Saturday, October 25, 2014

Tributes to Bradlee Remind Us What Real Journalism Is

Bradlee (White House)
Benjamin Bradlee died Tuesday.  He was editor of The Washington Post when its coverage of the Pentagon Papers survived a legal challenge by the administration of President Richard Nixon.  Those documents had been leaked by Daniel Ellsberg PhD and exposed dishonesty by the government of this country about its war in Vietnam.  Bradlee's tenure continued as said newspaper broke the Watergate scandal, which resulted in the resignation of the aforementioned president.

The choice by Pres. Obama to award the Medal of Freedom -- the highest civilian honor in the land -- to Bradlee last year was ironic given that this administration is more hostile to the media than any other administration of the US was since that of Nixon.  Despite such hostility, the media should learn from the example Bradlee set when he demonstrated he understood that the responsibilities of journalism include to critically question and aggressively investigate, not to blindly accept as fact the word of officials in government.

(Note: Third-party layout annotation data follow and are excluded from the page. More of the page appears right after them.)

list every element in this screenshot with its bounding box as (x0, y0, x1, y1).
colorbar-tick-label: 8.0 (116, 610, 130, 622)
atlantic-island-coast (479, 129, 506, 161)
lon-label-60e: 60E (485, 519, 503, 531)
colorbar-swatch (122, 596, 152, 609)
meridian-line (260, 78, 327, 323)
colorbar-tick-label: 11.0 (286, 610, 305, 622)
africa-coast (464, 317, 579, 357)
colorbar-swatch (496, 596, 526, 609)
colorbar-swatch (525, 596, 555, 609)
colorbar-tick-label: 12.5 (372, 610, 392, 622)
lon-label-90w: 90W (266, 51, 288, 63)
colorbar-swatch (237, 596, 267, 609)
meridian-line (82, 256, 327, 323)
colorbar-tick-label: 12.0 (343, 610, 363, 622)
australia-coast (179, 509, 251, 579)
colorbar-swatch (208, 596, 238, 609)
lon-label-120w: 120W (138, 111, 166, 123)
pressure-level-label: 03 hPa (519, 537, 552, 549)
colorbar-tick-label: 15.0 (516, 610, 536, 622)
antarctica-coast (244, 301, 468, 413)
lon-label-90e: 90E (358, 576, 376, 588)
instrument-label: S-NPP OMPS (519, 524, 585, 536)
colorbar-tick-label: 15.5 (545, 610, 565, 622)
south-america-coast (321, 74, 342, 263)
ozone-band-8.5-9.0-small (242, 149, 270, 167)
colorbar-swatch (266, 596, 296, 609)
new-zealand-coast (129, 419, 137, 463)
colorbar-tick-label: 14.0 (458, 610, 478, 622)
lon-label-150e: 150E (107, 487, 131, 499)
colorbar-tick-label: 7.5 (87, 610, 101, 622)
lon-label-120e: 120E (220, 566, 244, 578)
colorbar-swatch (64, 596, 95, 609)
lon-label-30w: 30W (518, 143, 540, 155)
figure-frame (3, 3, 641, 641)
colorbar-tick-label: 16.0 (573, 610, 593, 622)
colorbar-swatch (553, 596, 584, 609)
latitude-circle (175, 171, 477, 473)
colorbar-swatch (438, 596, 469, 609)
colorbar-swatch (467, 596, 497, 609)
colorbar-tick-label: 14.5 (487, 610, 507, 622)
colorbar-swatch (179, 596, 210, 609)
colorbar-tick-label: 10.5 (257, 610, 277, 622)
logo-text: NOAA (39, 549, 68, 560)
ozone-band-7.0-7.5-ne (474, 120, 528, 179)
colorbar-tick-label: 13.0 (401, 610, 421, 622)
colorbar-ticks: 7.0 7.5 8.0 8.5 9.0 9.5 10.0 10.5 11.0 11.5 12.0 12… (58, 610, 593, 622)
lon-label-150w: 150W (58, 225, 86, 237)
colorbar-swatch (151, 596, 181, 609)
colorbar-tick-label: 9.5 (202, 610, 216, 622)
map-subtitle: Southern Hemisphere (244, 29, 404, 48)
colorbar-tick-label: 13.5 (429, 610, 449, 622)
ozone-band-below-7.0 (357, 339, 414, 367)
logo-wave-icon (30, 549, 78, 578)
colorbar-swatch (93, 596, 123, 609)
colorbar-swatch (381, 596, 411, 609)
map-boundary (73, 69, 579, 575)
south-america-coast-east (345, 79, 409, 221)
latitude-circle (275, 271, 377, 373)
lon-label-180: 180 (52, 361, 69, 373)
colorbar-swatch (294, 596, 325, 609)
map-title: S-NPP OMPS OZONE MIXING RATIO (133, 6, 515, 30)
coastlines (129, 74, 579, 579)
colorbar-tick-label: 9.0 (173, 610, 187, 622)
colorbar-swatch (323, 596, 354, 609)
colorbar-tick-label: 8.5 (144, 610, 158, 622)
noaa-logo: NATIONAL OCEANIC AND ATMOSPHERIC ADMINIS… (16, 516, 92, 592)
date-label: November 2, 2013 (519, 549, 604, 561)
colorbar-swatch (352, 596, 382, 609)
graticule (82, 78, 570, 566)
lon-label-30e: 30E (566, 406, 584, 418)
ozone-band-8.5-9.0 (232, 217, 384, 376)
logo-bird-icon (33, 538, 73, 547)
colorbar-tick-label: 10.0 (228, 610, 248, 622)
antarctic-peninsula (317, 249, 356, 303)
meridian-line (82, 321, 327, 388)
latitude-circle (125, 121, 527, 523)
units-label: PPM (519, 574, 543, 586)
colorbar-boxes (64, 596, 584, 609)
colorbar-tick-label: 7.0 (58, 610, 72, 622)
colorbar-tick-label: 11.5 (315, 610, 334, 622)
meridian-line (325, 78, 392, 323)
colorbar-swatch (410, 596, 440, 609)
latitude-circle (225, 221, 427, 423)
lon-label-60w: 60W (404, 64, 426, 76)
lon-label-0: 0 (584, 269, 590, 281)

In order for freedom of the press to have meaning, reporters must prioritize the public interest over their desire for access to -- and over their instinct to cave to intimidation tactics by -- officials who are supposed to serve the people; and the voters must elect candidates who oppose such tactics, which include surveillance of journalists and which include (threats of) punishment for leaks of information that need not be secret.